Reef-and-wall drift north of Makadi Bay with a coral plateau at 8-20m, a wall to 40m, and corals that benefit from light visit traffic.
Last updated May 2026
A typical dive starts on the coral plateau in 8-12 metres of water, working along the cap before edging seaward to the wall break around 18-20 metres. From there the profile becomes a drift along the wall face to roughly 30-35 metres for advanced groups, with most recreational divers turning back well before the 40-metre floor. The wall hosts sponge, hard coral, and soft coral. Pyjama chromodoris (Chromodoris quadricolor) and other nudibranchs sit in the shaded surfaces for slow macro work. Bigeye schools occupy deeper overhangs. Tuna and trevally pass along the wall edge, reef sharks cruise the drop-off, and turtles use the plateau between. Returning shallow for the safety stop puts you back on the cap with reef fish density that benefits from the lower visit frequency. Around 50-56 minutes is a normal dive at this profile. When jellyfish blooms are present, the safety stop becomes the busy part of the dive rather than the depths.

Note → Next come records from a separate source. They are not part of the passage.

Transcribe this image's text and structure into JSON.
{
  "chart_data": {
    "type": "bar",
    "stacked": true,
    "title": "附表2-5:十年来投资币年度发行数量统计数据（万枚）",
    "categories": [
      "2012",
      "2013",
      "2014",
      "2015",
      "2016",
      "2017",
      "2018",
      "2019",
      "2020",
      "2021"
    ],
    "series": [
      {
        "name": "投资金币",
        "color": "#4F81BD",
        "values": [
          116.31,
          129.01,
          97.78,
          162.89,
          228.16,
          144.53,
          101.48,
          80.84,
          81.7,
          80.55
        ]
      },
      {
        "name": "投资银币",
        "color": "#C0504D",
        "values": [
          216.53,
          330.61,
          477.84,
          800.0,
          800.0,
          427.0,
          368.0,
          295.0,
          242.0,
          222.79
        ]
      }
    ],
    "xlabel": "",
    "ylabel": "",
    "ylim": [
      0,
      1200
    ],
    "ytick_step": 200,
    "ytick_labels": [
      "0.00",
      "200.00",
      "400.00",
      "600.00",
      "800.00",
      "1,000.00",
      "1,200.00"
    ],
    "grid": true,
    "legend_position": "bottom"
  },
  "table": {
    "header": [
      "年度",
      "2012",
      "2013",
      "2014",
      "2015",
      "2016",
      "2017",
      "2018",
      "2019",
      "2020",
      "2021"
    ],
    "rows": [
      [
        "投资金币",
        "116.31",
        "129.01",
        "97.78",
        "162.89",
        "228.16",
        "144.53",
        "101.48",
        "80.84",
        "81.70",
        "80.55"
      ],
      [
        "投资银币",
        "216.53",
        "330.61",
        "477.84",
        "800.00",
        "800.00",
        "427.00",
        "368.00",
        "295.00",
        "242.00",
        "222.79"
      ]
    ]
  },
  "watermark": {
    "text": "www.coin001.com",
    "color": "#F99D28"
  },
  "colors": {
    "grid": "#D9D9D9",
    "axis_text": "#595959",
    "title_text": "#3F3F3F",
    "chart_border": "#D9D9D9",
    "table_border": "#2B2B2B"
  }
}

El Malek reads as a secondary-route site in the Hurghada catalogue, and that is the point. It is not on the headline lists used to sell Hurghada to first-time visitors, which are Shaab El Erg, Abu Nuhas, and the Giannis D. Divers who end up here are on a second or third boat day from a Makadi Bay or Sahl Hasheesh base, and the corals show the difference: directory listings note them in good condition rather than worn down by repeat group traffic. The reason centres put El Malek on a rotation is the stacking of a beginner-accessible plateau with an honest wall to 40 metres on the same site. That lets a single boat carry a mixed-certification group, with trainees working reef macro on the plateau while advanced divers drift the wall edge. Pelagic encounters are a chance, not a guarantee. A 2016 trip report covering El Malek with neighbouring Ras Abdulla and Ras Disha drew an unprompted comparison to the Coral Sea on the Great Barrier Reef, which fits the pattern of a site that surprises divers who arrive without expectation.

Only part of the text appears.